Tesco’s banking unit made a loss of £155m owing to a reduced level of new business and significantly lower income from cash machines and travel money. There was also a £257m provision against losses from bad loans, although this reflected expected economic conditions rather than experience to date.
Revenue fell 1.4 per cent at the group’s central Europe operation, which now excludes Poland, and profits were hurt by a new sales tax in Hungary.
Nick Coulter, food retail analyst at Citigroup, said the strong earnings were partly driven by higher sales.

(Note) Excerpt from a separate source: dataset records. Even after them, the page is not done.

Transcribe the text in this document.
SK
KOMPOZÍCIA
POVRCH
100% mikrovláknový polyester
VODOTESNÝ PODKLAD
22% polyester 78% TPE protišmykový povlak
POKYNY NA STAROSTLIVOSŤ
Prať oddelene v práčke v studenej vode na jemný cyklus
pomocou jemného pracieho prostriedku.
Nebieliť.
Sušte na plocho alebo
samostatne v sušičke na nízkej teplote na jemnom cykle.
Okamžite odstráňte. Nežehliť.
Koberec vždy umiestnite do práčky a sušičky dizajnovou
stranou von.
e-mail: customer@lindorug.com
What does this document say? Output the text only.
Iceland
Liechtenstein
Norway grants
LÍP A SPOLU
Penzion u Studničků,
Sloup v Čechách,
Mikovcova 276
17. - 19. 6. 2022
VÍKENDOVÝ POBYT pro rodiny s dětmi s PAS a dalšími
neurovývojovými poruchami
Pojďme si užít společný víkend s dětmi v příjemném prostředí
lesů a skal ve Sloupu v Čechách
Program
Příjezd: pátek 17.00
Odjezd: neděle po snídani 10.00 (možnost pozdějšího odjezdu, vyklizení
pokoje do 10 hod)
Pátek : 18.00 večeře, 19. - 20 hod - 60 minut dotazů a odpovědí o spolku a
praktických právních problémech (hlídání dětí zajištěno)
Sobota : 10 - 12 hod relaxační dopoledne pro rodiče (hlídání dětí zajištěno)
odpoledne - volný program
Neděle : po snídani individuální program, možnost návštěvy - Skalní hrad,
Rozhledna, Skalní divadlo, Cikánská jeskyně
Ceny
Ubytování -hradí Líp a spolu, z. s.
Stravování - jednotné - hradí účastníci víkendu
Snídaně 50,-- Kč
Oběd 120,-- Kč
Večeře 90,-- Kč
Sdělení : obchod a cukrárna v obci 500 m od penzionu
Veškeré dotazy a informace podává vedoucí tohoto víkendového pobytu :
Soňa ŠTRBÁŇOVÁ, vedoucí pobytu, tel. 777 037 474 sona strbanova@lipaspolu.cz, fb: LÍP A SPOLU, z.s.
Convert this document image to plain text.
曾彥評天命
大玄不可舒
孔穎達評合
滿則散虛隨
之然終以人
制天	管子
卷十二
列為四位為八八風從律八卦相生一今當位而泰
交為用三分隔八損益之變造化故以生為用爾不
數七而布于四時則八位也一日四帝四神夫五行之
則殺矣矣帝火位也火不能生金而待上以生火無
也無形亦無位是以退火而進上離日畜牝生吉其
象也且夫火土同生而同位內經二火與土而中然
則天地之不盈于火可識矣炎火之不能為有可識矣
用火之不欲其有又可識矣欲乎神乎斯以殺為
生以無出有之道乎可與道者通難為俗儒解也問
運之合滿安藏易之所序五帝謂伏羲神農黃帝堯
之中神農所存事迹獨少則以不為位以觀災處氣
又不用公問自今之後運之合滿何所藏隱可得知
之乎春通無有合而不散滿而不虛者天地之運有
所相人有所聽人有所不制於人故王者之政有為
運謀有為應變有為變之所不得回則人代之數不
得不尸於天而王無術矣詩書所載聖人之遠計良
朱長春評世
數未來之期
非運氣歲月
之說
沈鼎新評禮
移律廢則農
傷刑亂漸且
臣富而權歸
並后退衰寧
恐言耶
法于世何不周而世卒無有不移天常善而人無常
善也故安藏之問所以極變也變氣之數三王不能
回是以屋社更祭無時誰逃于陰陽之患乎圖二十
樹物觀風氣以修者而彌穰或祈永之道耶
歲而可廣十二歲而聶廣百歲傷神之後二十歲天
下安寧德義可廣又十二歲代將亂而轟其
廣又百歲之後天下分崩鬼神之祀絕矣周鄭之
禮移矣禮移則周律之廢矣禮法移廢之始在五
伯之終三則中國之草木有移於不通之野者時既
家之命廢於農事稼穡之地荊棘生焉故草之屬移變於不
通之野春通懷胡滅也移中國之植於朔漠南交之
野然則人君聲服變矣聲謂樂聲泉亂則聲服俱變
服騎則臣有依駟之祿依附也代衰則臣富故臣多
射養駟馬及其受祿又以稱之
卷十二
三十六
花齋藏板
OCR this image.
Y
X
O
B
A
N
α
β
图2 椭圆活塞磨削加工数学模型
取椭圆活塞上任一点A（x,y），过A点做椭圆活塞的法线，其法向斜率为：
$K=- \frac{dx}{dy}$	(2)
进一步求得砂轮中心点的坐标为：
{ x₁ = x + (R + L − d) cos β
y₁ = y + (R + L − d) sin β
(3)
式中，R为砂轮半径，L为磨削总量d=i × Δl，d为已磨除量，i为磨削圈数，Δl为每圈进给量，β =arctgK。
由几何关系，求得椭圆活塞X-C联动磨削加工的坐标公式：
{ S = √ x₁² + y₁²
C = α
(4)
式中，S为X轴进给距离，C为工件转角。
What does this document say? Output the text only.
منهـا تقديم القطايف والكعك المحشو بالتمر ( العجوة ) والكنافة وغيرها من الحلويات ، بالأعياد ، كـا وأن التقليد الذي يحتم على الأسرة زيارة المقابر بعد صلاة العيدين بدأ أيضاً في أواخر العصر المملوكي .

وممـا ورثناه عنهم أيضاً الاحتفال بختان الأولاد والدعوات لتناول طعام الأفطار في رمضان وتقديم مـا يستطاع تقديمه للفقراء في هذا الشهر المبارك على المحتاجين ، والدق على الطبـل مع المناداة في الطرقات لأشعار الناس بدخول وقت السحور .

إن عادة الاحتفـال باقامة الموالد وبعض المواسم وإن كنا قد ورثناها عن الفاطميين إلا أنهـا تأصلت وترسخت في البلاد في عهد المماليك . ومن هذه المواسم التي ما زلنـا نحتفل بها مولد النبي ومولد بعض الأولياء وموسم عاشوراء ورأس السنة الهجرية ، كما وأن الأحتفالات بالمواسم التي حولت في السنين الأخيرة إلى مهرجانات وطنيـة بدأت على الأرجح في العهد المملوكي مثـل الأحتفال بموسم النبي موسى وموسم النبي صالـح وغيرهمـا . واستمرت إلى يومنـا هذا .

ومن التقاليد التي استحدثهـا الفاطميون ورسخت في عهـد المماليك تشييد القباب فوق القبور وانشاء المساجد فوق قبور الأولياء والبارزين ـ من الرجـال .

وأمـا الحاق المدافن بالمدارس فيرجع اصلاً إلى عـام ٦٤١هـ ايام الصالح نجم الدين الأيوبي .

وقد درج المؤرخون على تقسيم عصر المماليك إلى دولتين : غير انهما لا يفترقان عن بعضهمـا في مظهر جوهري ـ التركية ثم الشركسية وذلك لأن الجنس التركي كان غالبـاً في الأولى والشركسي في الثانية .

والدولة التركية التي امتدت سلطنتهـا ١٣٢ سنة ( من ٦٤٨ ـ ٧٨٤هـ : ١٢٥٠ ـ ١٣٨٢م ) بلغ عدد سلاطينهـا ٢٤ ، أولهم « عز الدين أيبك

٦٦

But Covid-19 costs were £63m below guidance in the first half, while Tesco has revised down its second-half forecast by £52m.
The next few months will feature the challenges of a socially distanced festive season followed closely by the end of the UK’s Brexit transition period.
Mr Murphy said he felt sure families would celebrate Christmas as best they could and that Tesco would manage the impact of ending transition without a deal. “We’ve had a few dry runs at this,” he noted, adding that the company would remain “committed to value” even in the event of tariffs being imposed on some foods.
Separately, Tesco said that Imran Nawaz, finance director at food group Tate & Lyle, will replace Mr Stewart who steps down next year.